Using Ordinary Language Philosophy

September 11, 2015

Earlier this week, I published an essay at Scalawag titled “White Silence Is Tragic Silence.” The gist of the essay is that the mainstream, moderate liberal left uses conversations about the need to talk about racism—or to call racism what it is—as a way of silencing any truly productive conversation about racism. The published piece is much, much different (and by that I mean better) than the original drafts I sent in. Part of the problem with those early drafts was that I was insistent on including allusions to the philosophical background I was drawing on to make the analysis driving the essay. Though those allusions were rightly removed, they are still essential to my own thinking, so I’d like to pay homage to my inheritance here.

In particular, there were three quotes I tried to work in:

Emerson: "Every word they say chagrins us."

The element Emerson provided me with is the willingness to critique not just particular claims, but an entire field of discourse, which Emerson terms ‘conformity.’ (Immediately before this line, in “Self-Reliance,” he says: “This conformity makes them not false in a few particulars, authors of a few lies, but false in all particulars. Their every truth is not quite true.”) Such is the case today, where progressive culture, despite its best claims, is based an approach that blinds its adherents to the source of the problem they hope to solve.

Stanley Cavell: "Words were there before we were; we are born into them."

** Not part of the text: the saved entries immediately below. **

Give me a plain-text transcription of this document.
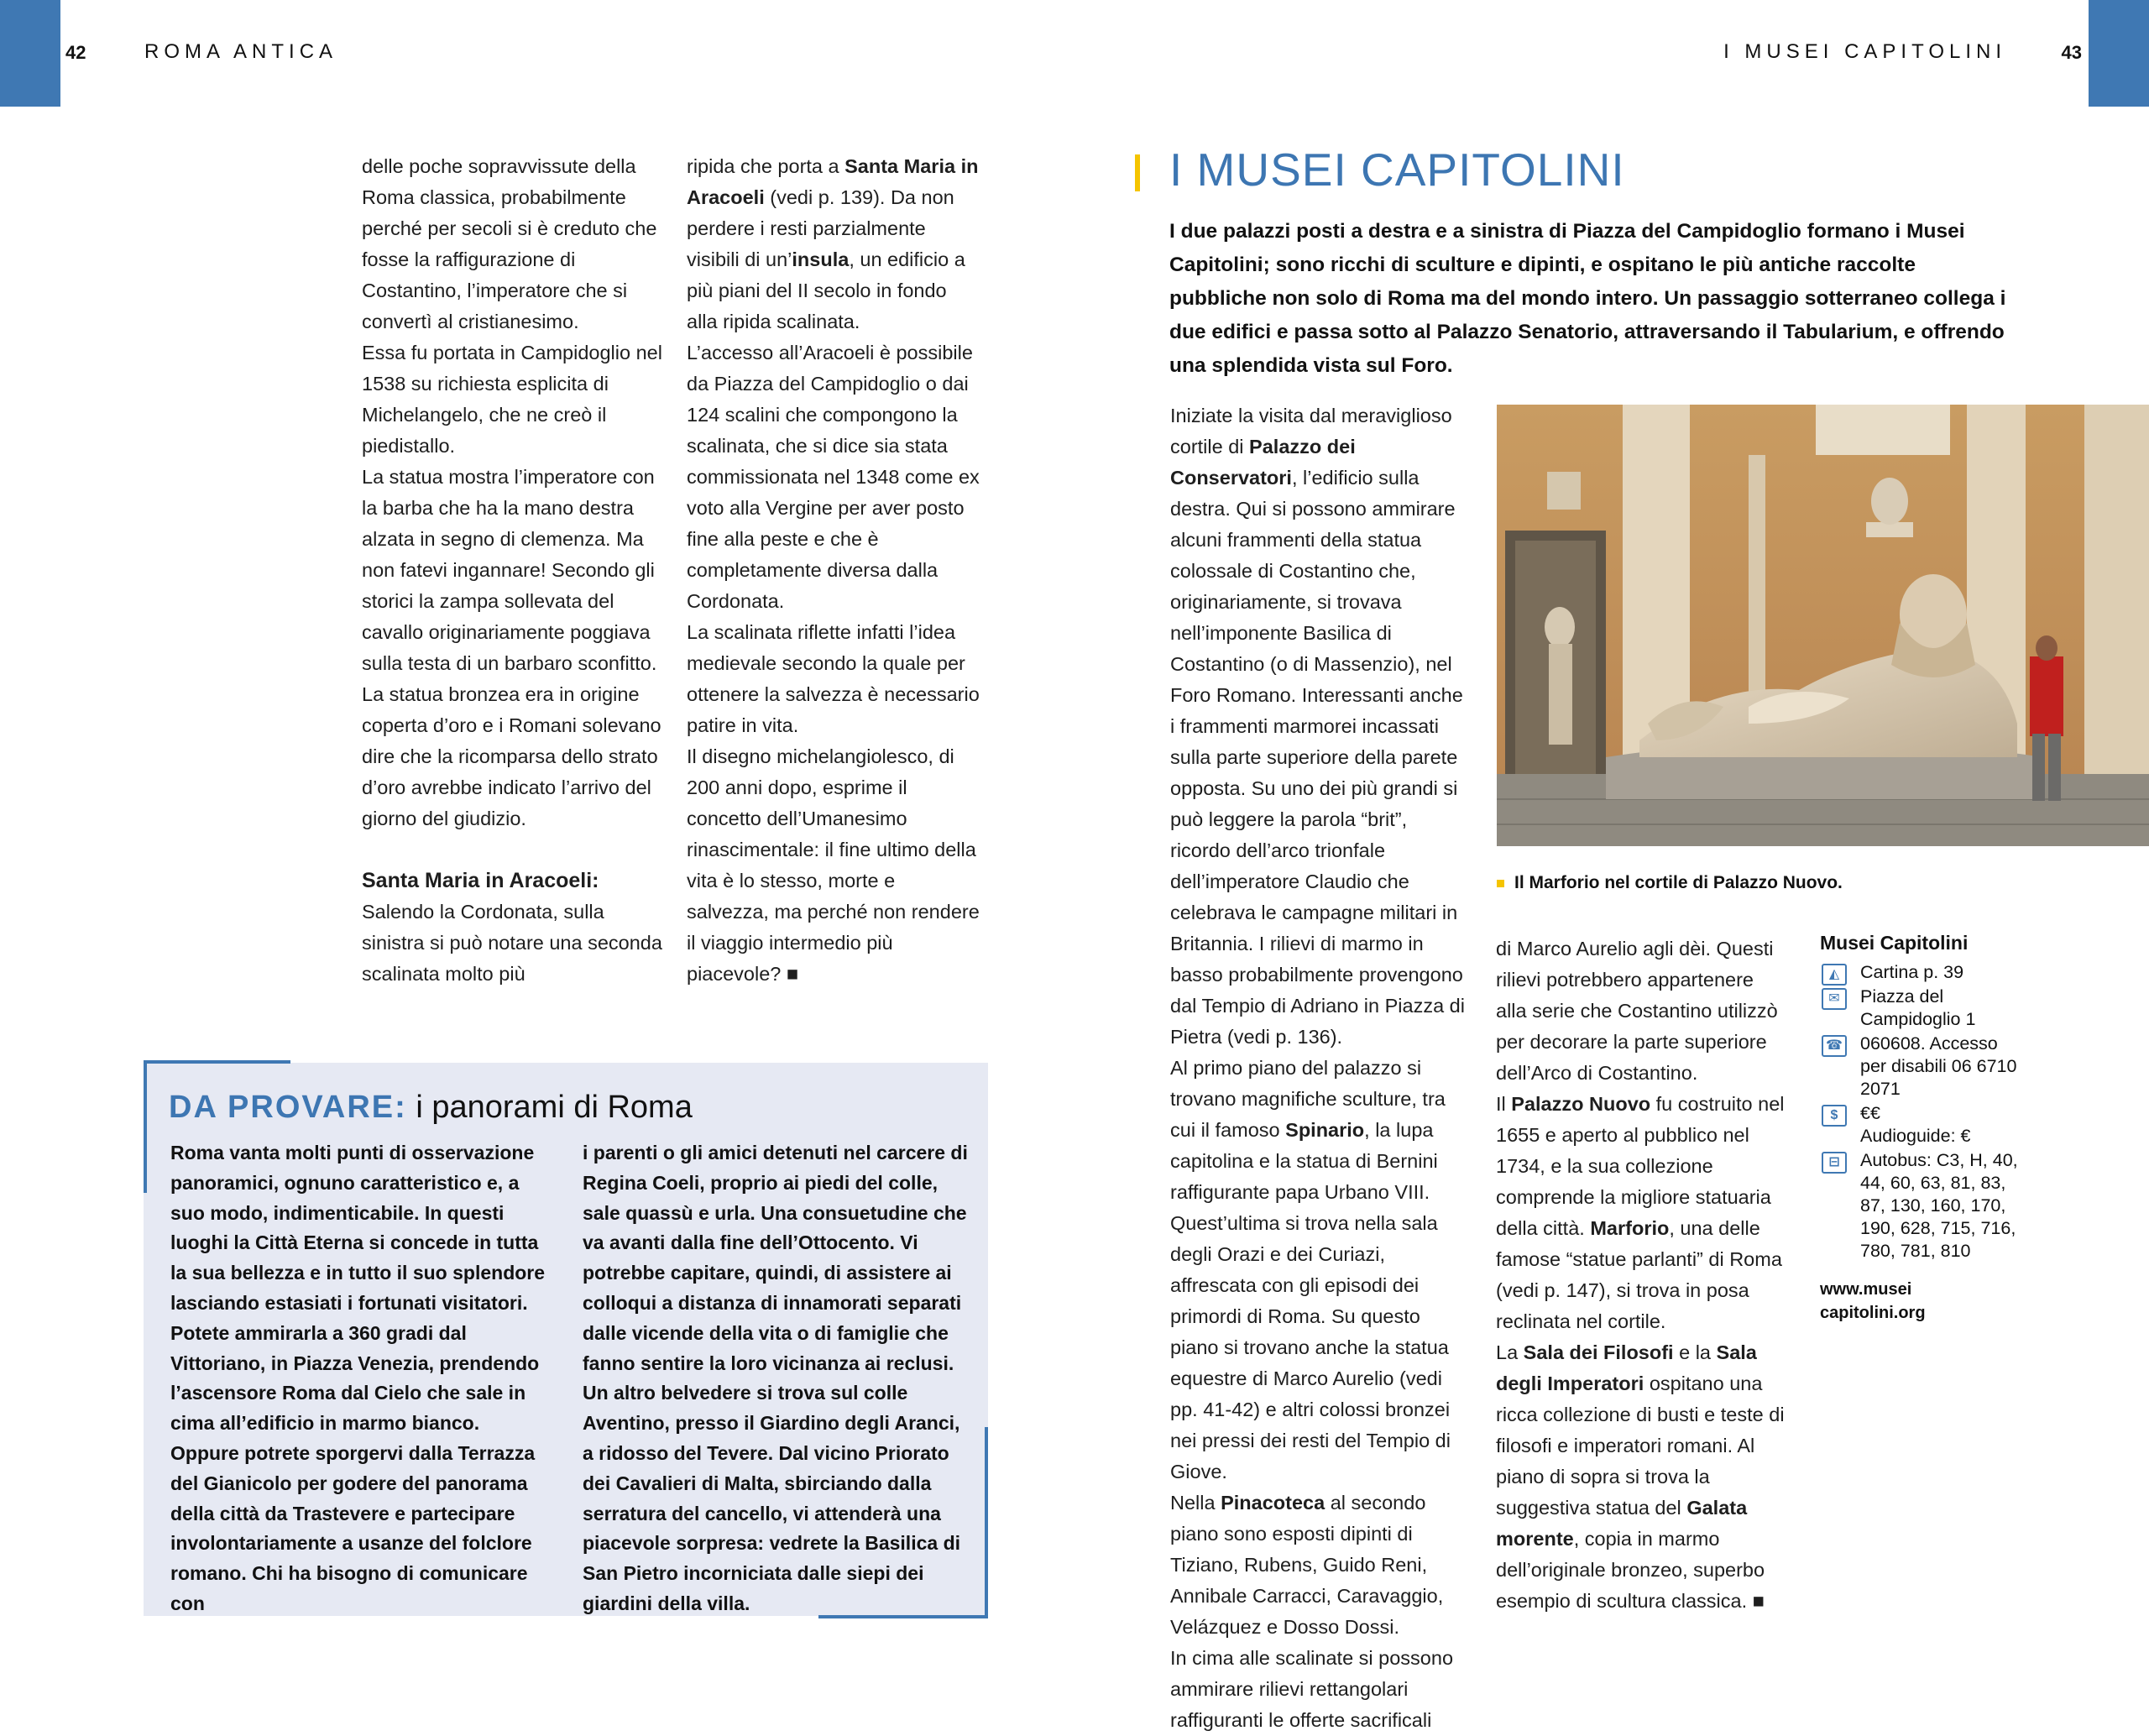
42	ROMA ANTICA	I MUSEI CAPITOLINI	43

delle poche sopravvissute della Roma classica, probabilmente perché per secoli si è creduto che fosse la raffigurazione di Costantino, l’imperatore che si convertì al cristianesimo.

Essa fu portata in Campidoglio nel 1538 su richiesta esplicita di Michelangelo, che ne creò il piedistallo.

La statua mostra l’imperatore con la barba che ha la mano destra alzata in segno di clemenza. Ma non fatevi ingannare! Secondo gli storici la zampa sollevata del cavallo originariamente poggiava sulla testa di un barbaro sconfitto. La statua bronzea era in origine coperta d’oro e i Romani solevano dire che la ricomparsa dello strato d’oro avrebbe indicato l’arrivo del giorno del giudizio.

Santa Maria in Aracoeli:

Salendo la Cordonata, sulla sinistra si può notare una seconda scalinata molto più

ripida che porta a Santa Maria in Aracoeli (vedi p. 139). Da non perdere i resti parzialmente visibili di un’insula, un edificio a più piani del II secolo in fondo alla ripida scalinata.

L’accesso all’Aracoeli è possibile da Piazza del Campidoglio o dai 124 scalini che compongono la scalinata, che si dice sia stata commissionata nel 1348 come ex voto alla Vergine per aver posto fine alla peste e che è completamente diversa dalla Cordonata.

La scalinata riflette infatti l’idea medievale secondo la quale per ottenere la salvezza è necessario patire in vita.

Il disegno michelangiolesco, di 200 anni dopo, esprime il concetto dell’Umanesimo rinascimentale: il fine ultimo della vita è lo stesso, morte e salvezza, ma perché non rendere il viaggio intermedio più piacevole? ■

DA PROVARE: i panorami di Roma

Roma vanta molti punti di osservazione panoramici, ognuno caratteristico e, a suo modo, indimenticabile. In questi luoghi la Città Eterna si concede in tutta la sua bellezza e in tutto il suo splendore lasciando estasiati i fortunati visitatori.

Potete ammirarla a 360 gradi dal Vittoriano, in Piazza Venezia, prendendo l’ascensore Roma dal Cielo che sale in cima all’edificio in marmo bianco.

Oppure potrete sporgervi dalla Terrazza del Gianicolo per godere del panorama della città da Trastevere e partecipare involontariamente a usanze del folclore romano. Chi ha bisogno di comunicare con

i parenti o gli amici detenuti nel carcere di Regina Coeli, proprio ai piedi del colle, sale quassù e urla. Una consuetudine che va avanti dalla fine dell’Ottocento. Vi potrebbe capitare, quindi, di assistere ai colloqui a distanza di innamorati separati dalle vicende della vita o di famiglie che fanno sentire la loro vicinanza ai reclusi.

Un altro belvedere si trova sul colle Aventino, presso il Giardino degli Aranci, a ridosso del Tevere. Dal vicino Priorato dei Cavalieri di Malta, sbirciando dalla serratura del cancello, vi attenderà una piacevole sorpresa: vedrete la Basilica di San Pietro incorniciata dalle siepi dei giardini della villa.

I MUSEI CAPITOLINI

I due palazzi posti a destra e a sinistra di Piazza del Campidoglio formano i Musei Capitolini; sono ricchi di sculture e dipinti, e ospitano le più antiche raccolte pubbliche non solo di Roma ma del mondo intero. Un passaggio sotterraneo collega i due edifici e passa sotto al Palazzo Senatorio, attraversando il Tabularium, e offrendo una splendida vista sul Foro.

Il Marforio nel cortile di Palazzo Nuovo.

Iniziate la visita dal meraviglioso cortile di Palazzo dei Conservatori, l’edificio sulla destra. Qui si possono ammirare alcuni frammenti della statua colossale di Costantino che, originariamente, si trovava nell’imponente Basilica di Costantino (o di Massenzio), nel Foro Romano. Interessanti anche i frammenti marmorei incassati sulla parte superiore della parete opposta. Su uno dei più grandi si può leggere la parola “brit”, ricordo dell’arco trionfale dell’imperatore Claudio che celebrava le campagne militari in Britannia. I rilievi di marmo in basso probabilmente provengono dal Tempio di Adriano in Piazza di Pietra (vedi p. 136).

Al primo piano del palazzo si trovano magnifiche sculture, tra cui il famoso Spinario, la lupa capitolina e la statua di Bernini raffigurante papa Urbano VIII. Quest’ultima si trova nella sala degli Orazi e dei Curiazi, affrescata con gli episodi dei primordi di Roma. Su questo piano si trovano anche la statua equestre di Marco Aurelio (vedi pp. 41-42) e altri colossi bronzei nei pressi dei resti del Tempio di Giove.

Nella Pinacoteca al secondo piano sono esposti dipinti di Tiziano, Rubens, Guido Reni, Annibale Carracci, Caravaggio, Velázquez e Dosso Dossi.

In cima alle scalinate si possono ammirare rilievi rettangolari raffiguranti le offerte sacrificali

di Marco Aurelio agli dèi. Questi rilievi potrebbero appartenere alla serie che Costantino utilizzò per decorare la parte superiore dell’Arco di Costantino.

Il Palazzo Nuovo fu costruito nel 1655 e aperto al pubblico nel 1734, e la sua collezione comprende la migliore statuaria della città. Marforio, una delle famose “statue parlanti” di Roma (vedi p. 147), si trova in posa reclinata nel cortile.

La Sala dei Filosofi e la Sala degli Imperatori ospitano una ricca collezione di busti e teste di filosofi e imperatori romani. Al piano di sopra si trova la suggestiva statua del Galata morente, copia in marmo dell’originale bronzeo, superbo esempio di scultura classica. ■

Musei Capitolini
◭	Cartina p. 39
✉	Piazza del Campidoglio 1
☎ 060608. Accesso per disabili 06 6710 2071
$	€€
Audioguide: €
⊟	Autobus: C3, H, 40, 44, 60, 63, 81, 83, 87, 130, 160, 170, 190, 628, 715, 716, 780, 781, 810
www.musei
capitolini.org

What I didn’t want to do in my Scalawag piece was imply that the problem is that people just talk, or that the people I critiqued are somehow more morally compromised than I am. Because we are all always already compromised by our cultures. It is only through our cultural inheritance that we can engage with society. In that respect, we are constrained by language, practices, habits that are not our own. Any moral critique of someone like Jon Stewart must recognize the ways he couldn’t have done otherwise—that is to say, the ways his words will always be taken up in a web of meaning that is not under his control. (As an aside, it’s this point that I think explains the feelings behind the mockery leveled at much social justice discourse, often under the guise of a critique of political correctness; invented terms like ‘invisibilize’ or ‘ze’ sound artificial precisely because they are not part of the discourse we (middle-class, hetero-normative white Americans) were born into. That is both their benefit and their limit.)

Cavell, again: “Discovering what is said to us, just like discovering what we say, is to discover the exact place of where it is said; to understand why it is said at this precise place, here and now."

If the first Cavell quote tempers criticisms of us for not breaking with our unjust world, this second Cavell quote offers the grounds for a better criticism. Conversations like those centered around Stewart mask the purpose we put our words to. What we must do is make clear the place we speak from, and what our relation to that place is. Such statements are inherently unnerving, dangerous even. Yet they are required. I ended the Scalawag piece with a call to return to the language of Reconstruction. The point was to speak in a way that uncovers who is speaking and why just this person is able to speak; to turn our language back on itself and discover its origins in the history of our practices and institutions. Such an effort affects we the speakers just as much as anyone else.

Back when I was a graduate student, my interest was in using ordinary language philosophy to inform a radical political project. It’s this framework of analysis—using a critique of language to analyze the form of life bringing that language into existence—that I still think bears our attention.